Sebagai salah satu ilmu pengetahuan tertua dalam peradaban manusia,
Astronomi kerap dijuluki sebagai ‘ratu sains’. Astronomi memang
menempati posisi yang terbilang istimewa dalam kehidupan manusia. Sejak
dulu, manusia begitu terkagum-kagum ketika memandang kerlip bintang dan
pesona benda-benda langit yang begitu luar biasa.
Awalnya, manusia menganggap fenomena langit sebagai sesuatu yang
magis. Seiring berputarnya waktu dan zaman, manusia pun memanfaatkan
keteraturan benda-benda yang mereka amati di angkasa untuk memenuhi
kebutuhan hidup seperti penanggalan. Dengan mengamati langit, manusia
pun bisa menentukan waktu utuk pesta, upacara keagamaan, waktu untuk
mulai menabur benih dan panen.
Jejak astronomi tertua ditemukan dalam peradaban bangsa Sumeria dan
Babilonia yang tinggal di Mesopotamia (3500 – 3000 SM). Bangsa Sumeria
hanya menerapkan bentuk-bentuk dasar astronomi. Pembagian lingkaran
menjadi 360 derajat berasal dari bangsa Sumeria.
Orang Sumeria juga sudah mengetahui gambaran konstelasi bintang sejak
3500 SM. Mereka menggambar pola-pola rasi bintang pada segel, vas, dan
papan permainan. Nama rasi Aquarius yang dikenal saat ini berasal dari
bangsa Sumeria.
Astronomi juga sudah dikenal masyarakat India kuno. Sekitar tahun 500
SM, Aryabhata melahirkan sistem matematika yang menempatkan bumi
berputar pada porosnya. Aryabhata membuat perkiraan mengenai lingkaran
dan diameter bumi. Brahmagupta (598 – 668) juga menulis teks astronomi
yang berjudul
Brahmasphutasiddhanta pada 628. Dialah astronom pendahulu yang menggunakan aljabar untuk memecahkan masalah-masalah astronomi.
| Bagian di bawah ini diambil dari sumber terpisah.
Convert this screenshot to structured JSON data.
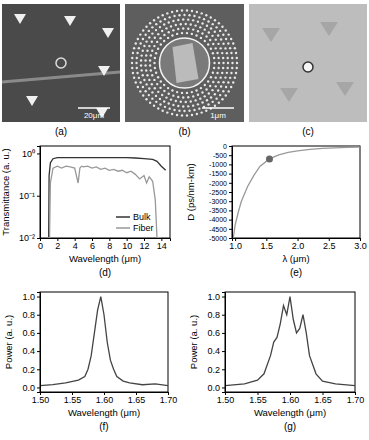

Masyarakat Cina kuno 4000 SM juga sudah mengenal astronomi. Awalnya,
astronomi di Cina digunakan untuk mengatur waktu. Orang Cina menggunakan
kalender lunisolar. Namun, kerena perputaran matahari dan bulan
berbeda, para ahli astronomi Cina sering menyiapkan kalender baru dan
membuat observasi.
Bangsa Yunani kuno juga amat tertarik dengan astronomi. Adalah Thales
yang mengawalinya pada abad ke-6 SM. Menurut dia, bumi itu berbentuk
datar. Phytagoras sempat membantah pendapat itu dengan menyatakan bumi
itu bulat. Dua abad berselang, Aristoteles melahirkan terobosan penting
yang menegaskan menyatakan bahwa bumi itu bulat bundar.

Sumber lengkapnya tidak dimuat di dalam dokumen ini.